Als Menschheit werden wir uns Gedanken machen müssen, wie wir mit der gesteigerten Produktivität umgehen. Sie hat sich in den letzten 50 Jahren 3,5-fach mehr erhöht als die Löhne. Durch die Produktivitätssteigerung, die mit der künstlichen Intelligenz kommt, wird sich diese Schere weiter auftun. Wir alle werden von den technologischen Entwicklungen auch weiterhin profitieren, wie wir es in der Vergangenheit gemacht haben. Die Frage ist letztendlich, wie gleich wir davon profitieren oder ob wir den Unterschied zwischen den Gesellschaftsschichten weiter erhöhen. Dies wird zu weiteren Spannungen führen. Auch Konservative werden sich über kurz oder lang mit dem bedingungslosen Grundeinkommen beschäftigen müssen. Dank der KI.

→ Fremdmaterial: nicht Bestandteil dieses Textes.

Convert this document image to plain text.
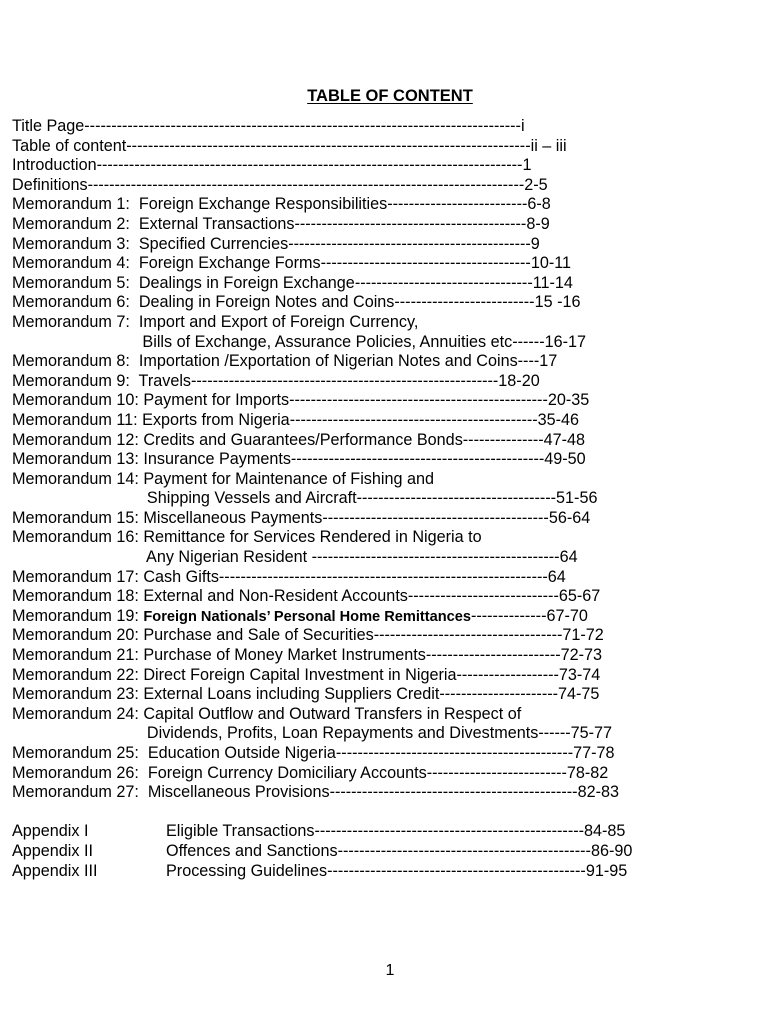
TABLE OF CONTENT
Title Page---------------------------------------------------------------------------------i
Table of content---------------------------------------------------------------------------ii – iii
Introduction-------------------------------------------------------------------------------1
Definitions---------------------------------------------------------------------------------2-5
Memorandum 1:  Foreign Exchange Responsibilities--------------------------6-8
Memorandum 2:  External Transactions-------------------------------------------8-9
Memorandum 3:  Specified Currencies---------------------------------------------9
Memorandum 4:  Foreign Exchange Forms---------------------------------------10-11
Memorandum 5:  Dealings in Foreign Exchange---------------------------------11-14
Memorandum 6:  Dealing in Foreign Notes and Coins--------------------------15 -16
Memorandum 7:  Import and Export of Foreign Currency,
Bills of Exchange, Assurance Policies, Annuities etc------16-17
Memorandum 8:  Importation /Exportation of Nigerian Notes and Coins----17
Memorandum 9:  Travels---------------------------------------------------------18-20
Memorandum 10: Payment for Imports------------------------------------------------20-35
Memorandum 11: Exports from Nigeria----------------------------------------------35-46
Memorandum 12: Credits and Guarantees/Performance Bonds---------------47-48
Memorandum 13: Insurance Payments-----------------------------------------------49-50
Memorandum 14: Payment for Maintenance of Fishing and
Shipping Vessels and Aircraft-------------------------------------51-56
Memorandum 15: Miscellaneous Payments------------------------------------------56-64
Memorandum 16: Remittance for Services Rendered in Nigeria to
Any Nigerian Resident ----------------------------------------------64
Memorandum 17: Cash Gifts-------------------------------------------------------------64
Memorandum 18: External and Non-Resident Accounts----------------------------65-67
Memorandum 19: Foreign Nationals’ Personal Home Remittances--------------67-70
Memorandum 20: Purchase and Sale of Securities-----------------------------------71-72
Memorandum 21: Purchase of Money Market Instruments-------------------------72-73
Memorandum 22: Direct Foreign Capital Investment in Nigeria-------------------73-74
Memorandum 23: External Loans including Suppliers Credit----------------------74-75
Memorandum 24: Capital Outflow and Outward Transfers in Respect of
Dividends, Profits, Loan Repayments and Divestments------75-77
Memorandum 25:  Education Outside Nigeria--------------------------------------------77-78
Memorandum 26:  Foreign Currency Domiciliary Accounts--------------------------78-82
Memorandum 27:  Miscellaneous Provisions----------------------------------------------82-83
Appendix I	Eligible Transactions--------------------------------------------------84-85
Appendix II	Offences and Sanctions-----------------------------------------------86-90
Appendix III	Processing Guidelines------------------------------------------------91-95
1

In Vorarlberg sind wir abgelenkt von den Erfolgen der alten Welt. Unser Wohlstand basiert auf Industrien, die zukünftig starkem Wandel unterliegen werden. Wir sind so erfolgreich, weil wir politische Entscheidungswege, Bildung und Forschung auf diese Industrien optimiert haben. Es droht nun die Gefahr, dass wir den neuen Themen zu wenig Aufmerksamkeit und Raum geben. Richtig schade ist, dass wir verbissen am Bestehenden festhalten und nicht unsere privilegierte Position nutzen, voranzugehen und die Zukunft unserer Welt mitzugestalten.
Wir sind angetreten, um mit Wissen, Forschung und Technologie unser Leben einfacher zu machen. Jetzt liegt es an uns, dass wir die gesteigerte Produktivität und Effizienz, die nun in der künstlichen Intelligenz ihre Spitze findet, auch fair verteilen. Letztlich ist es die Leistung unserer Menschheit und nicht einzelner Helden.